The only options available now are good behaviour bond, suspended sentence or probation. In view of the seriousness of both offences he has pleaded guilty to, I don't envisage good behaviour bond and suspended sentence as appropriate options. As I have found that drug had much to play in his crimes, I think this young man has taken a path in crime in company of marijuana, a very addictive substance that does all kinds of things to the mind for those who use the substance. It is like cigarette smoking. Once you become addicted to it, it is hard to get rid of it. If this young man has started early on drug, that is the cause that must be addressed early. While we do not have appropriate drug rehabilitation programs available in the country to my knowledge, I do not think prison is the best alternative to cure him of his affliction. However without having to overburden the State with the prisoner's self-induced ailment, the only best option available is to have the prisoner released on probation to serve his sentence under supervision so that he can take care of his own vices. But he must qualify for probation. This is the purpose for pre-sentence report which I requested and have been furnished with by the Provincial Probation Officer or Community Corrections Officer. I note from his means assessment report that the prisoner's family has already paid K1,000 in cash to the victim's parents which in itself was quite a laborious and difficult task for them to raise that money. He does not consider any further imposition of cash compensation can be met by the family. He however suggested that the prisoner is a suitable candidate for a long term probation. Of course the Court is not obliged to impose a sentence according to the recommendation in the pre-sentence report. But I do give due weight to the recommendations made and the report generally whilst I also bear in mind the seriousness of the crimes committed and the need for both personal and general deterrence. This must reflect the prisoner's attitude to his offending behaviour. He had not demonstrated any remorse. I do not think that a wholly non-custodial sentence is appropriate, as it is not in the best interest of the public.

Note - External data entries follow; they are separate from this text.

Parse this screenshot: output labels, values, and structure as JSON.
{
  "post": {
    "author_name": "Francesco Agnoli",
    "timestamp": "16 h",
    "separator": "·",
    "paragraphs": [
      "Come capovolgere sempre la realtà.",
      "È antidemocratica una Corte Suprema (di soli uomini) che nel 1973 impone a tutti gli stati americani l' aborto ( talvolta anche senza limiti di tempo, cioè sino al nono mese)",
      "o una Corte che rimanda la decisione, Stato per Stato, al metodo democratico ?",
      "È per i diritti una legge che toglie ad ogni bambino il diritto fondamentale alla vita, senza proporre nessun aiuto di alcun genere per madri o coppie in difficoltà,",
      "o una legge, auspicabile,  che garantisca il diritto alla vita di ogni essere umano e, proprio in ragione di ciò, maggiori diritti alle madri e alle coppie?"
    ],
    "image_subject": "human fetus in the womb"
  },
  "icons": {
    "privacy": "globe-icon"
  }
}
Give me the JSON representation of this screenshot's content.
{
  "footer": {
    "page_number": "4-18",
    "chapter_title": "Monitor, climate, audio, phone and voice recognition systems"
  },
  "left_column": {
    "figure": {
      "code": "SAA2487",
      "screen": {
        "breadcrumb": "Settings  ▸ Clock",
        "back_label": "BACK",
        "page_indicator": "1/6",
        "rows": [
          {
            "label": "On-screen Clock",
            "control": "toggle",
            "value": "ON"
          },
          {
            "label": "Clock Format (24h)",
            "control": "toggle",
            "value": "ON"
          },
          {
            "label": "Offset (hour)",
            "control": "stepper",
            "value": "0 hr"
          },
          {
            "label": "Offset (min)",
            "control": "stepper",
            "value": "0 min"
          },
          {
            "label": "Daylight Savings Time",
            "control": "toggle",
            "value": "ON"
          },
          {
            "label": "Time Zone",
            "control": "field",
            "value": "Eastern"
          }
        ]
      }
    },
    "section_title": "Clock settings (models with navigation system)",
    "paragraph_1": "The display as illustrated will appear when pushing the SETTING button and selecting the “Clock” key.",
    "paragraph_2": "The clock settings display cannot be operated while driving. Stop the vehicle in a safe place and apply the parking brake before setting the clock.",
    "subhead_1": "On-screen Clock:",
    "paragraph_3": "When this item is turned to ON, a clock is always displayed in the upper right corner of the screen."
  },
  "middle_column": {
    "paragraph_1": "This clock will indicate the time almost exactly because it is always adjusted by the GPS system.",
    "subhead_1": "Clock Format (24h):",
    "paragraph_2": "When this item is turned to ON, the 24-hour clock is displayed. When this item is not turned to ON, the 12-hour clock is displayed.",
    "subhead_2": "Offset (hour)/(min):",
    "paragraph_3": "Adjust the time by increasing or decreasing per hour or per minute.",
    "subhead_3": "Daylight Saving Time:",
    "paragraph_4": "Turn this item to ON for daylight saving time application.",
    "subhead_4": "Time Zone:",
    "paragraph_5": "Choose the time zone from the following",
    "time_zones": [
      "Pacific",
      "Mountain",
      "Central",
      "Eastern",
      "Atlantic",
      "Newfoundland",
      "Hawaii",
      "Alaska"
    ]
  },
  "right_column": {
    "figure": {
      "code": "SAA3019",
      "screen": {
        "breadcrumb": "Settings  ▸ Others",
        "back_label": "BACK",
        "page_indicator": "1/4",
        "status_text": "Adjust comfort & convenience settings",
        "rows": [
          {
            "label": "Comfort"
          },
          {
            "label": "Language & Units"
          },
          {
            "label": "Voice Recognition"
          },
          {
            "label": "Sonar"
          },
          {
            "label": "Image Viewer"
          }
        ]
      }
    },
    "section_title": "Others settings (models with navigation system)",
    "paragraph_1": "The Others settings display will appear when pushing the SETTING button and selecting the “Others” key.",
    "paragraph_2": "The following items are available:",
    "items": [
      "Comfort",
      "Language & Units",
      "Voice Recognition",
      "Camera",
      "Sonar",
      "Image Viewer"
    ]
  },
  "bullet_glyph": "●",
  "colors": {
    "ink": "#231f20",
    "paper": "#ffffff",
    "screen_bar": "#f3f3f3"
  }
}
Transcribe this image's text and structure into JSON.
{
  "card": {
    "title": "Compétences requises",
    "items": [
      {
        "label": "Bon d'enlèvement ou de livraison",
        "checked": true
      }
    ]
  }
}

Having considered all the circumstances in this case, I believe the most appropriate sentence for rape would be four (4) years imprisonment; and for grievous bodily harm under s 319 Criminal Code Act is three (3) years imprisonment. Both sentences are to be served concurrently because the two incidents are related and connected with each other as to time and place. Sentenced to four years.


I order that he serve two (2) years of that term in prison and the balance he must serve on probation under supervision. I deduct the period spent in custody awaiting trial, which is approximately eight months. That time is taken off. He will have to serve one (1) year, four (4) months in the Juvenile Section of the prison at Barawagi and the remaining two (2) years shall be served on probation.


Lawyer for the State: Public Prosecutor.
Lawyer for the prisoner: Public Solicitor.